Mike Shaw, director of marketing solutions at comScore, said: "The research shows large group of friends of fans who haven’t chosen to have relationship with brand on Facebook are being exposed to messages from the brand, through essentially no additional investment.
"Not only does that work well at driving brand site visitation to higher than the average internet user, but dovetails well with paid media on Facebook.
"If retailers get their head around this it makes them an interesting Q3 and Q4 in the run-up to Christmas."
The paper also claimed that brand impressions which have been paid for, using Facebook's ads, drive behavioural change for users.
It claimed that Facebook ads generated 130% uplift in purchase behaviour on the Asos website for four weeks, from mid-April to mid-May, in comparison to consumers who were not exposed to the campaign.
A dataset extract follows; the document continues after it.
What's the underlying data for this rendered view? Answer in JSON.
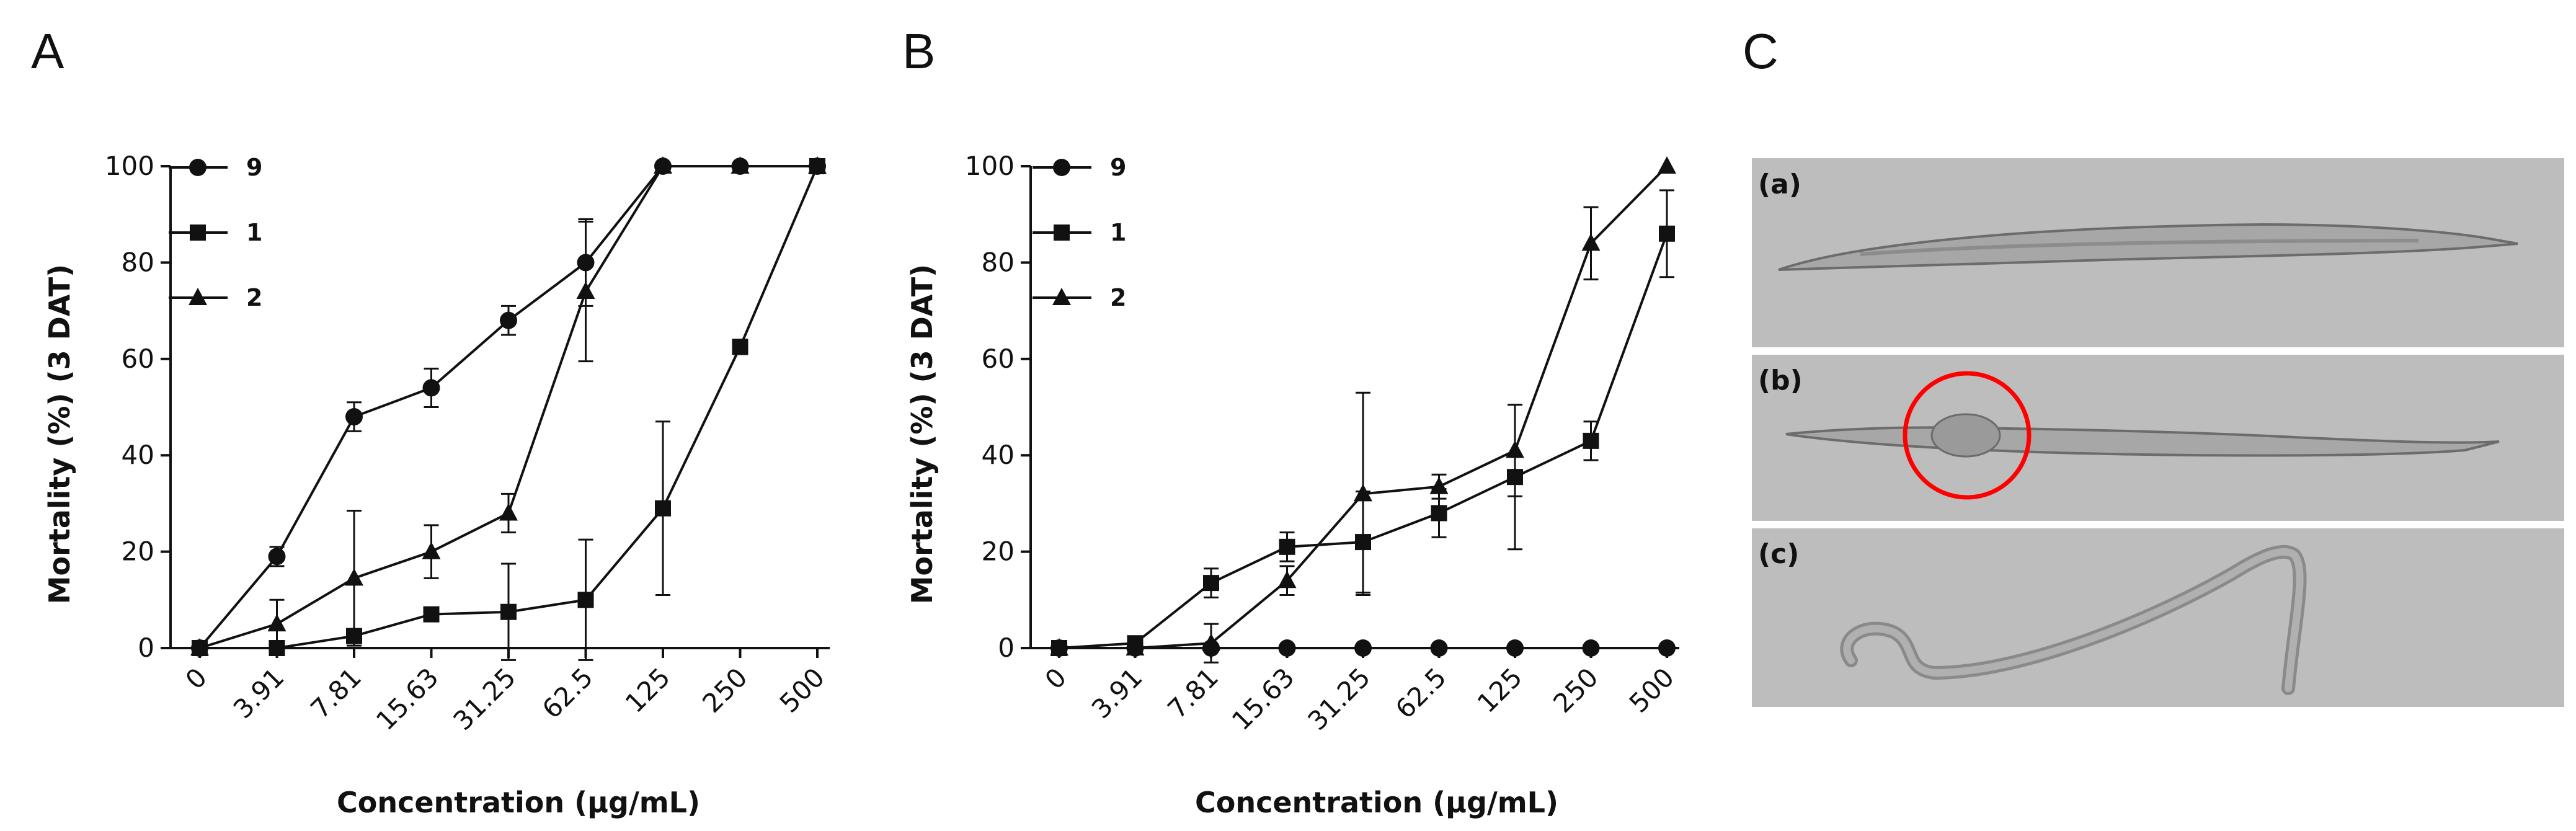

Fiona Marshall, head of marketing womanswear at Asos, said the brand saw "substantial uplift" in site visits and online purchasing, as a result of its paid advertising on Facebook.
The issues of proving ROI from Facebook’s advertising was thrown into sharp focus in the lead-up to its IPO in May, when just days before it listed, General Motors said its was pulling its ad spend from the social networking site but would stick with a content strategy.